Spina bifida, «SPY nuh BIHF uh duh», is a spinal defect that is present at birth. The spine encloses and protects the spinal cord. In spina bifida, the spinal cord does not form properly and the vertebrae and skin cannot form around it.
There are several types of spina bifida, and they vary in severity. The most familiar and serious type is open spina bifida, also called meningomyelocele «muh NIHNG goh MY uh luh seel». This form of spina bifida can be life-threatening during infancy and causes mild to severe disabilities in all who survive. It occurs in 1 of every 2,000 live births. In addition to spinal defects, open spina bifida is characterized by abnormalities of the brain and of the muscles and skin that lie over the spine. At birth, the baby has an opening in the skin over the middle or lower part of the back.
Open spina bifida results from an error in the development of the embryo that occurs about a month after a woman becomes pregnant. This error may have various causes, including the use of alcohol or certain medications by the pregnant woman or exposure to extreme heat. Genetic factors appear to be very important.
Infants with open spina bifida require various types of surgery, including surgery immediately after birth to close the open spine. Without treatment, most infants will die within a few years or become severely disabled.
Disabilities common in people born with open spina bifida include paralysis or weakness of the legs and lack of bowel or bladder control. Adults may experience impaired sexual function. Most infants also have hydrocephalus «HY droh SEHF uh luhs», an enlargement of the head due to blockage of fluid flow from the brain. These infants require surgery to prevent brain damage.

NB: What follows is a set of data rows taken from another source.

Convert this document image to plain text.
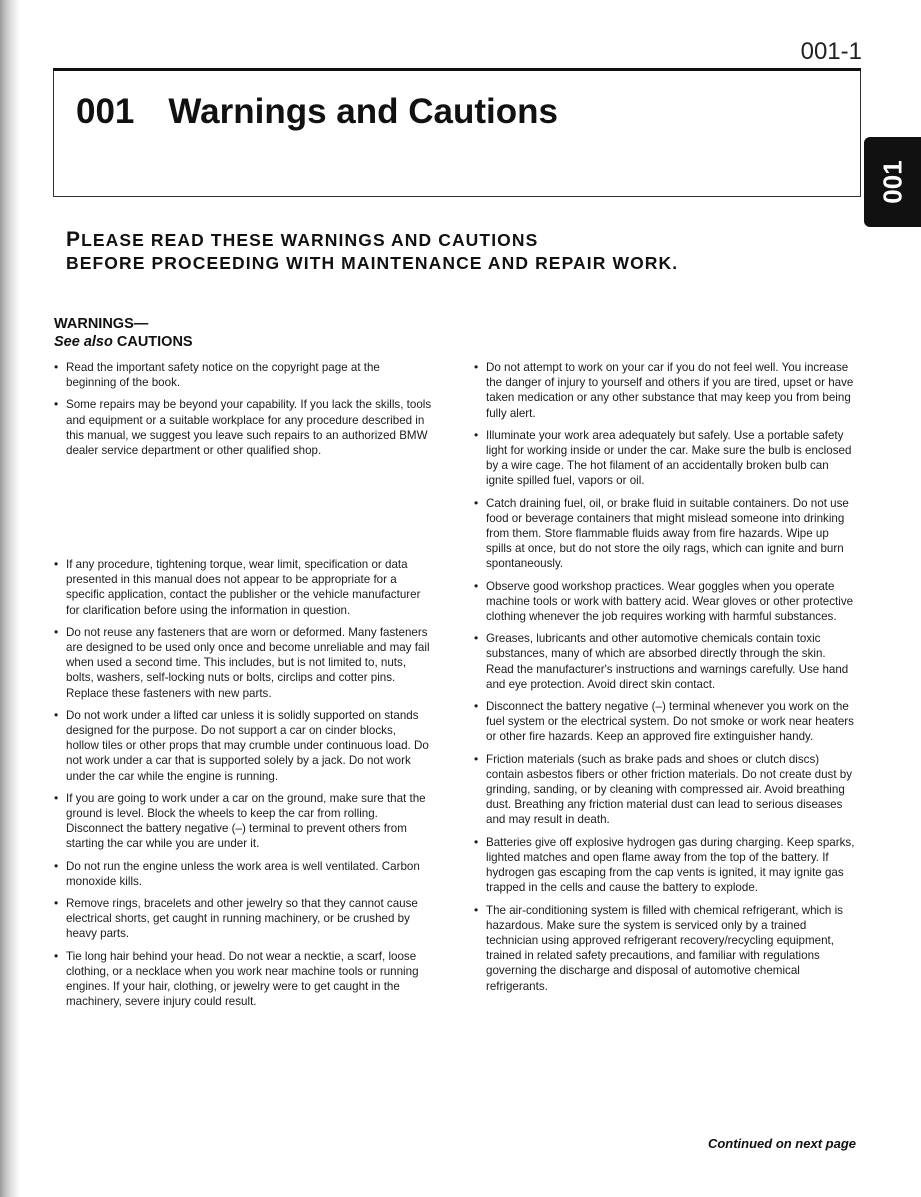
001-1
001 Warnings and Cautions
001
PLEASE READ THESE WARNINGS AND CAUTIONS
BEFORE PROCEEDING WITH MAINTENANCE AND REPAIR WORK.
WARNINGS—
See also CAUTIONS
• Read the important safety notice on the copyright page at the beginning of the book.
• Some repairs may be beyond your capability. If you lack the skills, tools and equipment or a suitable workplace for any procedure described in this manual, we suggest you leave such repairs to an authorized BMW dealer service department or other qualified shop.
• If any procedure, tightening torque, wear limit, specification or data presented in this manual does not appear to be appropriate for a specific application, contact the publisher or the vehicle manufacturer for clarification before using the information in question.
• Do not reuse any fasteners that are worn or deformed. Many fasteners are designed to be used only once and become unreliable and may fail when used a second time. This includes, but is not limited to, nuts, bolts, washers, self-locking nuts or bolts, circlips and cotter pins. Replace these fasteners with new parts.
• Do not work under a lifted car unless it is solidly supported on stands designed for the purpose. Do not support a car on cinder blocks, hollow tiles or other props that may crumble under continuous load. Do not work under a car that is supported solely by a jack. Do not work under the car while the engine is running.
• If you are going to work under a car on the ground, make sure that the ground is level. Block the wheels to keep the car from rolling. Disconnect the battery negative (–) terminal to prevent others from starting the car while you are under it.
• Do not run the engine unless the work area is well ventilated. Carbon monoxide kills.
• Remove rings, bracelets and other jewelry so that they cannot cause electrical shorts, get caught in running machinery, or be crushed by heavy parts.
• Tie long hair behind your head. Do not wear a necktie, a scarf, loose clothing, or a necklace when you work near machine tools or running engines. If your hair, clothing, or jewelry were to get caught in the machinery, severe injury could result.
• Do not attempt to work on your car if you do not feel well. You increase the danger of injury to yourself and others if you are tired, upset or have taken medication or any other substance that may keep you from being fully alert.
• Illuminate your work area adequately but safely. Use a portable safety light for working inside or under the car. Make sure the bulb is enclosed by a wire cage. The hot filament of an accidentally broken bulb can ignite spilled fuel, vapors or oil.
• Catch draining fuel, oil, or brake fluid in suitable containers. Do not use food or beverage containers that might mislead someone into drinking from them. Store flammable fluids away from fire hazards. Wipe up spills at once, but do not store the oily rags, which can ignite and burn spontaneously.
• Observe good workshop practices. Wear goggles when you operate machine tools or work with battery acid. Wear gloves or other protective clothing whenever the job requires working with harmful substances.
• Greases, lubricants and other automotive chemicals contain toxic substances, many of which are absorbed directly through the skin. Read the manufacturer's instructions and warnings carefully. Use hand and eye protection. Avoid direct skin contact.
• Disconnect the battery negative (–) terminal whenever you work on the fuel system or the electrical system. Do not smoke or work near heaters or other fire hazards. Keep an approved fire extinguisher handy.
• Friction materials (such as brake pads and shoes or clutch discs) contain asbestos fibers or other friction materials. Do not create dust by grinding, sanding, or by cleaning with compressed air. Avoid breathing dust. Breathing any friction material dust can lead to serious diseases and may result in death.
• Batteries give off explosive hydrogen gas during charging. Keep sparks, lighted matches and open flame away from the top of the battery. If hydrogen gas escaping from the cap vents is ignited, it may ignite gas trapped in the cells and cause the battery to explode.
• The air-conditioning system is filled with chemical refrigerant, which is hazardous. Make sure the system is serviced only by a trained technician using approved refrigerant recovery/recycling equipment, trained in related safety precautions, and familiar with regulations governing the discharge and disposal of automotive chemical refrigerants.
Continued on next page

Blood tests and ultrasound examinations during pregnancy usually can detect open spina bifida in a fetus. Most people born with open spina bifida can become independent adults, despite permanent disability, if given good parenting, medical treatment, social opportunity, and education. Folic acid, also called folate, may often prevent open spina bifida. Ideally, a woman should take small amounts of this vitamin in the month or two before she becomes pregnant and in the first three months of the pregnancy.